Akashiwo sanguine is photosynthetic and also preys on small cyanobacteria such as Synechococcus (Bockstahler and Coats 1993).

Habitat:

Marine plankton;  often forms ‘red tide’ blooms but no toxicity has been reported (Ibid.) even though it has been the dominant dinoflagellate in red tides that have killed large numbers of seabirds.  In blooms that form foam, the foam itself is speculated to cause bird kills.  The foams act as surfactants coating marine birds and fouling their feathers, leading to hypothermia and death (Jessup et al.

Forms subsurface layers when nitrogen is limited (Reid et al. 1978).

References:

Bockstahler, K.R., & D.W. Coats  1993.  Grazing of the mixotrophic dinoflagellate Gymnodinium sanguineum on ciliate populations of Chesapeake Bay.  Marine Biology. 116(3):477–487.

Daugbjerg, N., G. Hansen, J. Larsen and O. Moestrup  2000.  Phylogeny of some of the major genera of dinoflagellates based on ultrastructure and partial LSU rDNA sequence data, including the erectiohn of three new genera of unarmoured dinoflagellates.  Phycologia 39(4):302-317.

Guiry, M.D. and G.M. Guiry  2018.  AlgaeBase.

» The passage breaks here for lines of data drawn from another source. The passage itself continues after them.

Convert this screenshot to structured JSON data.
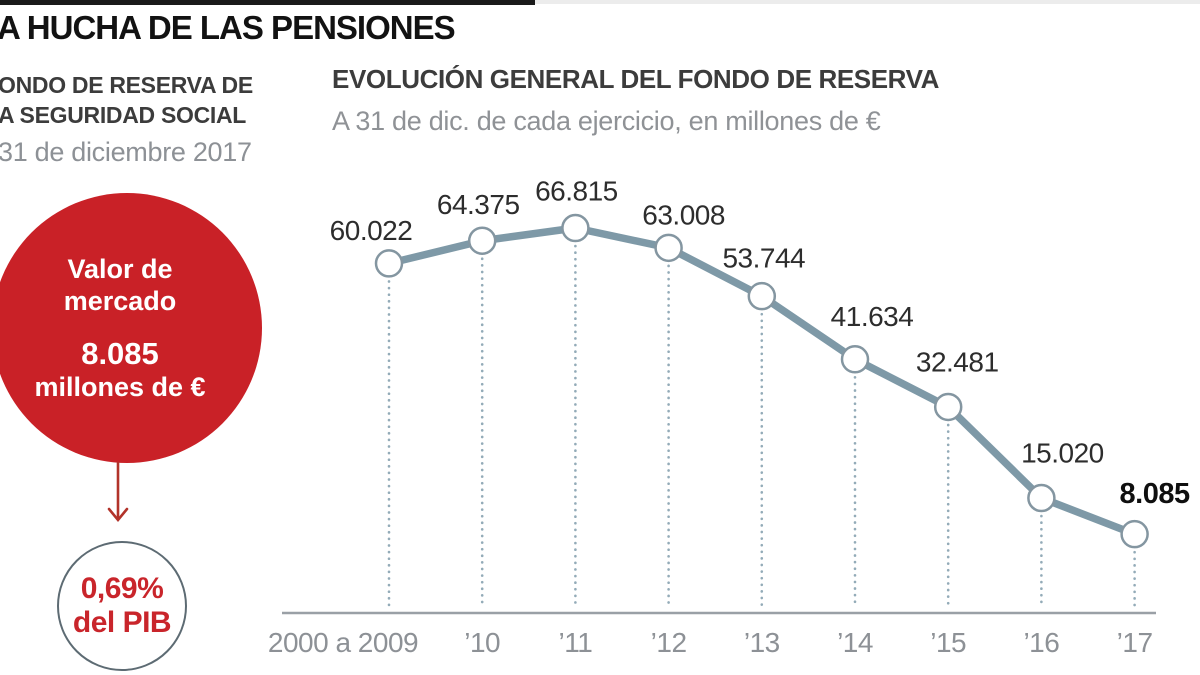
{
  "header": {
    "title": "A HUCHA DE LAS PENSIONES"
  },
  "sidebar": {
    "heading_line1": "ONDO DE RESERVA DE",
    "heading_line2": "A SEGURIDAD SOCIAL",
    "date": "31 de diciembre 2017",
    "market_value_circle": {
      "line1": "Valor de",
      "line2": "mercado",
      "amount": "8.085",
      "unit": "millones de €",
      "bg_color": "#c92127",
      "text_color": "#ffffff"
    },
    "pib_circle": {
      "value": "0,69%",
      "label": "del PIB",
      "text_color": "#c9252b",
      "border_color": "#5d6b73"
    },
    "arrow_color": "#b2332a"
  },
  "chart_data": {
    "type": "line",
    "title": "EVOLUCIÓN GENERAL DEL FONDO DE RESERVA",
    "subtitle": "A 31 de dic. de cada ejercicio, en millones de €",
    "categories": [
      "2000 a 2009",
      "’10",
      "’11",
      "’12",
      "’13",
      "’14",
      "’15",
      "’16",
      "’17"
    ],
    "values": [
      60022,
      64375,
      66815,
      63008,
      53744,
      41634,
      32481,
      15020,
      8085
    ],
    "point_labels": [
      "60.022",
      "64.375",
      "66.815",
      "63.008",
      "53.744",
      "41.634",
      "32.481",
      "15.020",
      "8.085"
    ],
    "emphasized_label_index": 8,
    "ylim": [
      0,
      70000
    ],
    "grid": "dotted-vertical-guides",
    "legend": "none",
    "line_color": "#7e99a7",
    "marker_fill": "#ffffff",
    "marker_stroke": "#8496a1",
    "guide_color": "#93abb8",
    "axis_color": "#9aa0a6",
    "label_color": "#2d2d2d",
    "emphasized_label_color": "#0f0f0f",
    "tick_label_color": "#8d9196"
  }
}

World-wide electronic publication, National University of Ireland, Galway.  http://www.algaebase.org; searched on 08 February 2013.

Jessup, D.A., M.A, Miller, J.P. Ryan, H.M. Nevins, H.A. Kerkering, A. Mekebri, et al. 2009. Mass Stranding of Marine Birds Caused by a Surfactant-Producing Red Tide. PLoS ONE 4(2): e4550. https://doi.org/10.1371/journal.pone.0004550

Terry, Lynne October 22, 2009). "Foam from ocean algae bloom killing thousands of birds.  OregonLive.

Reid, F.M.H., e. Stewart, R.W. Eppley, & D. Goodman  1978.  Spatial distribution of phytoplankton species in chlorophyll maximum layers off Southern California.  Limnology and Oceanography. 23(2):219–226.